The state Department of Health Services has expanded a dementia-care specialist program, adding eight workers who will operate in 22 counties, officials said last week.
Dementia-care specialists help people with dementia stay in their homes, connect family caregivers to support services and encourage communities to become dementia-friendly. The program was mentioned in the Wisconsin State Journal’s series last month, “Fading away: Wisconsin’s dementia crisis.”
Two dozen of the specialists have been working in 34 of Wisconsin’s 72 counties and with three of the state’s 11 Native American tribes. One worker is dedicated to Dane County.
Northern Wisconsin’s Vilas and Oneida counties, where the percentage of older adults is among the highest in the state, applied for a dementia-care specialist but were not selected.

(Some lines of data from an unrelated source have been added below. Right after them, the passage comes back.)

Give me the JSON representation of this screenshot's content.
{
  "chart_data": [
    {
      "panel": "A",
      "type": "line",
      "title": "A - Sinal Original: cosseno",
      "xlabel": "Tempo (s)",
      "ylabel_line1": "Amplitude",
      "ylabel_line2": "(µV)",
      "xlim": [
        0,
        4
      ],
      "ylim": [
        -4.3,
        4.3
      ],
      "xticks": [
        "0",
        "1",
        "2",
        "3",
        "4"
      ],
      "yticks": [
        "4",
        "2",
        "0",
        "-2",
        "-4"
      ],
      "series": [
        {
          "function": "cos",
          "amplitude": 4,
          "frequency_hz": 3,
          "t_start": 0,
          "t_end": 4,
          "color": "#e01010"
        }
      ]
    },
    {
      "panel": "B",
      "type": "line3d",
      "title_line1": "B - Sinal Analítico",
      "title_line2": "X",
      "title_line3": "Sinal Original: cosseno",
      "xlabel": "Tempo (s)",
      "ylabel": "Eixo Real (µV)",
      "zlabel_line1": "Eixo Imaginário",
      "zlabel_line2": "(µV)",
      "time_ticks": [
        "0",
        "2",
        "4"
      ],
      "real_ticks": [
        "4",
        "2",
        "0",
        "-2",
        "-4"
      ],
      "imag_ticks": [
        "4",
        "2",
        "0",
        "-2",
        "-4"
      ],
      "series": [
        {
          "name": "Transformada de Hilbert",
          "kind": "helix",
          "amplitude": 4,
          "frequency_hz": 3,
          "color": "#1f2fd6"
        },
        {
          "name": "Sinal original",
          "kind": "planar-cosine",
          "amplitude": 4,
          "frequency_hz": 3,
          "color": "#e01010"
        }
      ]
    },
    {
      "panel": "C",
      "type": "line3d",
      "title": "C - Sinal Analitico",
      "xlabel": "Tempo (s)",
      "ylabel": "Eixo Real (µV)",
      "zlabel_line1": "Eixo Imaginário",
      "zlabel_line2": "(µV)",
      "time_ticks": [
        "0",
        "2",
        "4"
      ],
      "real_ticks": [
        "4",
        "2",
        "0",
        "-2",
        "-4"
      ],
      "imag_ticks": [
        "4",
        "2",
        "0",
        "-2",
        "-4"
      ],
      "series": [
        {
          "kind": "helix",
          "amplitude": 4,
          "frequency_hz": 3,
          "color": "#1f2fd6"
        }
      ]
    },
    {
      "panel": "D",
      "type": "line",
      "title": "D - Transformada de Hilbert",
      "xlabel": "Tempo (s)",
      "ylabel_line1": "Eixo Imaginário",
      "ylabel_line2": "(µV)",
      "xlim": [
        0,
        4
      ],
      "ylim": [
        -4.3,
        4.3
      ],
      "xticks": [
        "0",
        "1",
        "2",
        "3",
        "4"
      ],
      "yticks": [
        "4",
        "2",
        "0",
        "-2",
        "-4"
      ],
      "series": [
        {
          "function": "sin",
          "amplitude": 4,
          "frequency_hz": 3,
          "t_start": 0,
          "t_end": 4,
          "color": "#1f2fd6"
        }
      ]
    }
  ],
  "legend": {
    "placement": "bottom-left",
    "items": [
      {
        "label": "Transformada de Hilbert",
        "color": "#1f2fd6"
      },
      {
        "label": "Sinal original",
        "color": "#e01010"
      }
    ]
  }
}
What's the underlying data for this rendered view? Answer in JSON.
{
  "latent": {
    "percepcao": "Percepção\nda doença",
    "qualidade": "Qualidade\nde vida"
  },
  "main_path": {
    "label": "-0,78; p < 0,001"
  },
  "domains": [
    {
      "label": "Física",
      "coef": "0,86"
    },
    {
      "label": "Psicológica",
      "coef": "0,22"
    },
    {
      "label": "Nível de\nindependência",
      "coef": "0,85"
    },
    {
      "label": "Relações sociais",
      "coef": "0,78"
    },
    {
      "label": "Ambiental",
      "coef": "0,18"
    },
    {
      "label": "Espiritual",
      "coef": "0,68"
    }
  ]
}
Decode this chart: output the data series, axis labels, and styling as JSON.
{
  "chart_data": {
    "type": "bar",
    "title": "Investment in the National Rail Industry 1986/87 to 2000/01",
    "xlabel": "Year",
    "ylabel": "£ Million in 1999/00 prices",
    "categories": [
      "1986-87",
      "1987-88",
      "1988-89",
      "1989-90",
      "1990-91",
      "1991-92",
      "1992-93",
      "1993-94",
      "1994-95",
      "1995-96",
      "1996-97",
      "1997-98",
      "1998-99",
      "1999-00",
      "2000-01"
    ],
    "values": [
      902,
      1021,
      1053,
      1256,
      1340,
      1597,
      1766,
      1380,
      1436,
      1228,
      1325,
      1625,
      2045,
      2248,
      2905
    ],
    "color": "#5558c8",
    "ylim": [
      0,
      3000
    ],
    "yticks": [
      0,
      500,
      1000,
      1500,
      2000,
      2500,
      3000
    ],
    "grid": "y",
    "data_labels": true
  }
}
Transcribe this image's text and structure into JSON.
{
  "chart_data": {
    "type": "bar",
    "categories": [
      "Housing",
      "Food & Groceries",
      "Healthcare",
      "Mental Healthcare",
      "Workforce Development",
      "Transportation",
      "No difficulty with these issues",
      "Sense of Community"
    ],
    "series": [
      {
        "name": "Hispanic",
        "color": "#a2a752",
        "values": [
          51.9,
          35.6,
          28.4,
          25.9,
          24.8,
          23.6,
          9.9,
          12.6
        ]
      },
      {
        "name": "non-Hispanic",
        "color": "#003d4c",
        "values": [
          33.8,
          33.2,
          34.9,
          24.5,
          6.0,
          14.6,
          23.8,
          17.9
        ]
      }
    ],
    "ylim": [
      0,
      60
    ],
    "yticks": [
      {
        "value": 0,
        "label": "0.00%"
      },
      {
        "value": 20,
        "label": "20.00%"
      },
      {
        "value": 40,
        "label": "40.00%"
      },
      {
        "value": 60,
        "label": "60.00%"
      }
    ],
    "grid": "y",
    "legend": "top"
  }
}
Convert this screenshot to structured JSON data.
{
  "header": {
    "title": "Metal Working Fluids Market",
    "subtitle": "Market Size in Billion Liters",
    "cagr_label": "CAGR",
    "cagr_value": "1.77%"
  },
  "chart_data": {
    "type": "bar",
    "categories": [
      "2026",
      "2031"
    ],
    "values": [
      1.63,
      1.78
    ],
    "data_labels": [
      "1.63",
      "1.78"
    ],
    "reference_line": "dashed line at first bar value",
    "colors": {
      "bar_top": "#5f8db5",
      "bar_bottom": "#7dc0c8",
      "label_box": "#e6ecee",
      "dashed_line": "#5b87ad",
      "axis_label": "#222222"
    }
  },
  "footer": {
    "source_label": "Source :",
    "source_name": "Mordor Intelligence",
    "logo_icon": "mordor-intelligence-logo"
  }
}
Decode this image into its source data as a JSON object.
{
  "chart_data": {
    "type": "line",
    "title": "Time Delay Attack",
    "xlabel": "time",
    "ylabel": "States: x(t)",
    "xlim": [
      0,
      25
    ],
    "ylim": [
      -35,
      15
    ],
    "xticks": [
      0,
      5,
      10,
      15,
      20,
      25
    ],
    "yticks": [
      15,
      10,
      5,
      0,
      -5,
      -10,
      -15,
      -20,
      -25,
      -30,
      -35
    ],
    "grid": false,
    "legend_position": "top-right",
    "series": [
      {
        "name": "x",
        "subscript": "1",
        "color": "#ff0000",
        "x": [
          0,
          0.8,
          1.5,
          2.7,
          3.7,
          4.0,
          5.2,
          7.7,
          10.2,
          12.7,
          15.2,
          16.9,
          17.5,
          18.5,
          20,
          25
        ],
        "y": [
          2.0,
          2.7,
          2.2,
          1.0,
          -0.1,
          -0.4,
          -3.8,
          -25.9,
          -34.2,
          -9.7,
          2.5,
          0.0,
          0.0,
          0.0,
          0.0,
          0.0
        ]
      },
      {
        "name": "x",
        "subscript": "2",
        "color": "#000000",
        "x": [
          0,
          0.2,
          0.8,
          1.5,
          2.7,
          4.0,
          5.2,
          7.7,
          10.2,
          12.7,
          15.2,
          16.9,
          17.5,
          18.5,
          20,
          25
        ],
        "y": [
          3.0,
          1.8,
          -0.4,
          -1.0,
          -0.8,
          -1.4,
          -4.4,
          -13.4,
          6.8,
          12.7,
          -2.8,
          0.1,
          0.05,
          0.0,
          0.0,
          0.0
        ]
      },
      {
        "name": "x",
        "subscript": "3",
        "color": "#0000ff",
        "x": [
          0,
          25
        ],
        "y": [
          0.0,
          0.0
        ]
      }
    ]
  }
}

Sue Richmond, director of Vilas County’s Aging and Disability Resource Center, or ADRC, said she was “very disappointed we were not selected in this round of grants given our demographics and population.” The county had a record of 170 elder neglect or abuse reports last year, about 90% of them related to dementia, said county social worker Donna Rosner.
Health department spokeswoman Jennifer Miller said a team of reviewers rated applications based upon a set of criteria. “Unfortunately, the application for Vilas and Oneida County didn’t make the cut,” she said.
The additional eight workers, supported by a funding increase in the state budget in July, will be based at the following ADRCs:
- ADRCs of Chippewa and Dunn counties.
- ADRC of Central Wisconsin.
- ADRC of Calumet, Outagamie and Waupaca Counties.
- ADRCs of Douglas County and Northwest Wisconsin.
- ADRCs of Jackson and Monroe counties.
- ADRCs of Trempealeau County and Buffalo and Pepin Counties.
- ADRC of Wolf River Region.
- ADRCs of Walworth and Racine counties.